General Secretary Andropov believed the United States was preparing to do just that and launched an operation to prove his conviction. “By implication, if proof of an impending attack could be found, then the Soviet Union could itself launch a preemptive strike. Andropov’s experience in suppressing liberty in Soviet satellite states had convinced him that the best method of defense was attack. Fear of a first strike threatened to provoke a first strike.

Operation RYAN was born in Andropov’s fevered imagination. It grew steadily, metastasizing into an intelligence obsession within the KGB and GRU (military intelligence), consuming thousands of man-hours and helping to ratchet up tension between the superpowers to terrifying levels.”5  This particular affair underscores the key significance of senior leadership looking for information simply confirming what they already believe to be true rather than allowing for an honest intelligence effort to sort out what is really happening with regard to one’s adversary. One might wish this was an historical comment, but it is much more an ongoing challenge in the intelligence and policy worlds. Self-licking ice cream cones for the intelligence to policy worlds can be fatal to both worlds.

“In launching Operation RYAN, Andropov broke the first rule of intelligence: never ask for confirmation of something you already believe. Hitler had been certain that the D-day invasion force would land at Calais, so that is what his spies (with help from allied double agents) told him, ensuring the success of the Normandy landings.” The author added this priceless comment with regard to the self-licking ice-cream cone dynamic. “In a craven and hierarchical organization, the only thing more dangerous than revealing your own ignorance is to draw attention to the stupidity of the boss.”

In his interview with another officer involved in VADM Lewis’s two hatted command, that officer confirmed the challenge of how to read accurately what the adversary is really up to.

On March 5, 2021, Ed Timperlake interviewed RADM Stefan Pauly, JFCNF Chief of Staff. During that interview, the German RADM highlighted what he learned after the fall of the wall from examining how the East German navy was working during its Warsaw Pact days.

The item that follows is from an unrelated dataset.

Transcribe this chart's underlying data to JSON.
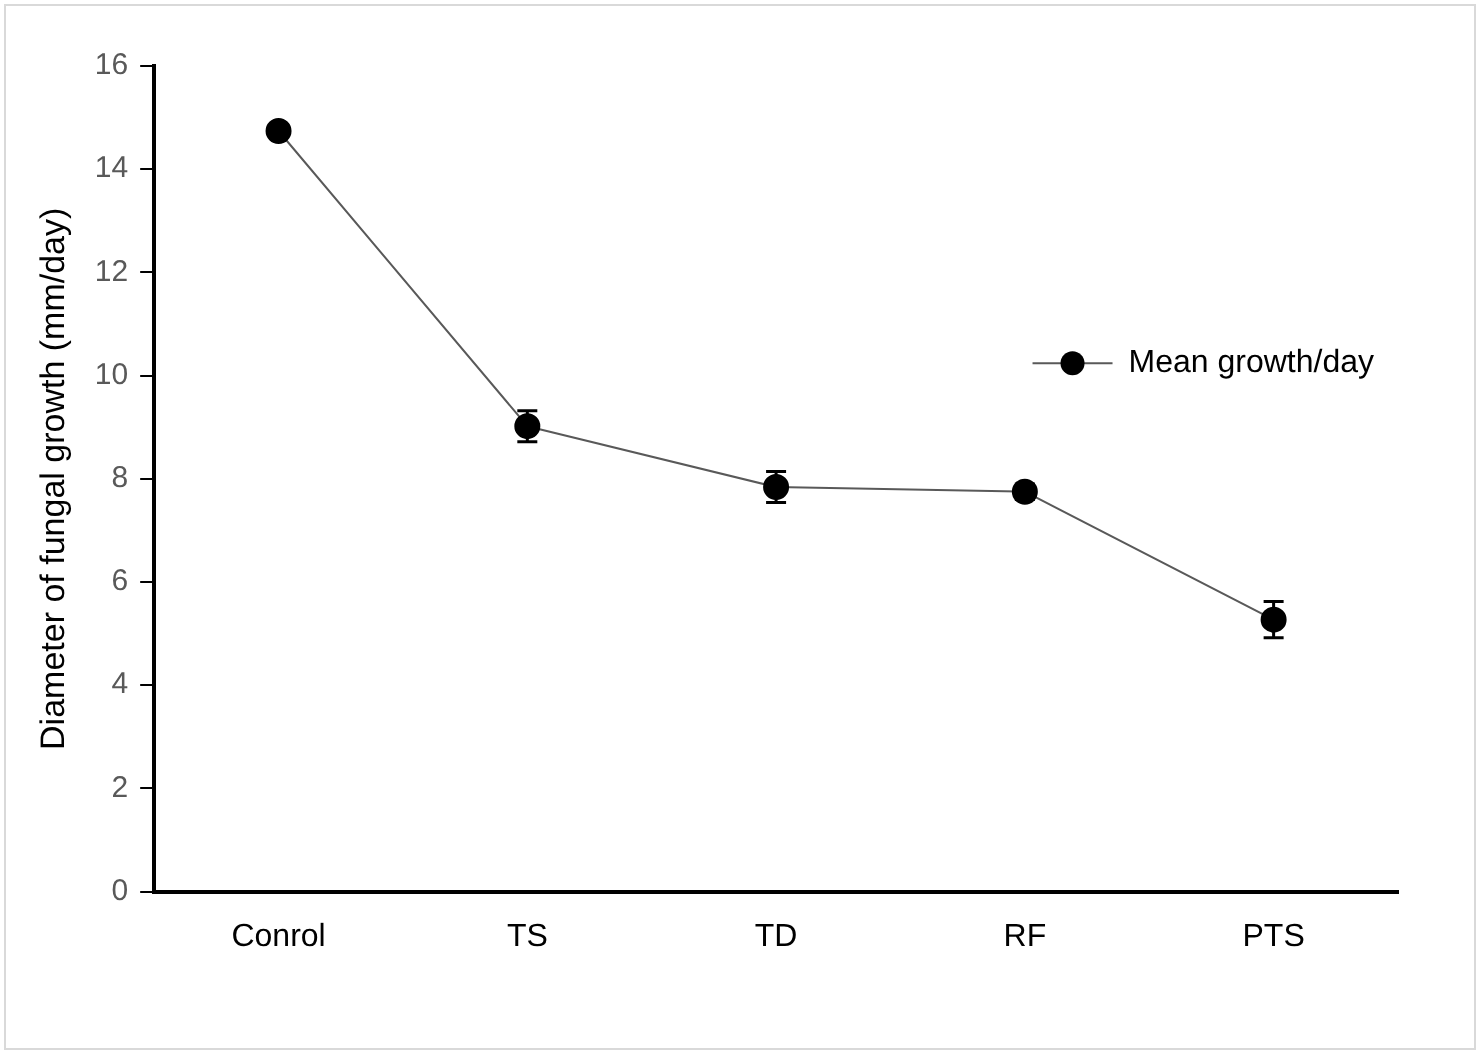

According to RADM Paul: “As a junior intelligence officer, I was one of the first officers who went to East Germany after the wall came down. I was able to read through their intelligence reports and got a sense of what they were really about as opposed to our projections of what we thought they were about.

“Let me give you two examples. When reading through East German assessments, I learned that when West German sailors had the weekend off and went home to visit their families, their movements were interpreted as moving those sailors toward West German ports and getting ready for action.

“A second example revolves around the East German practice of having their fast patrol boats always deployed facing the ocean. We interpreted this as being ready for deployment and moving out rapidly. We learned that a core reason for doing so was because they did not trust their guided missiles, because of concern that the fuel for the missiles could be ignited accidently. Because of such concern, they pointed the missiles away their ports.”

In short, the core capability which Captain Wolynski underscored is a crucial one but requires a process that can deliver accurate perceptions guiding or informing combat operations. 

In an interview Laird did last February in Norfolk with three Admirals, they all underscored the central of the Information function which needs to guide training as well.

What emerged from that discussion very much reinforced what we learned in Norfolk during our March visit.

“One key challenge facing training is the nature of the 21st century authoritarian powers.

“How will they fight?

“How will their evolving technologies fit into their evolving concepts of operations?

“What will most effectively deter or provide for escalation control against them?”

“There is no simple way to know this.”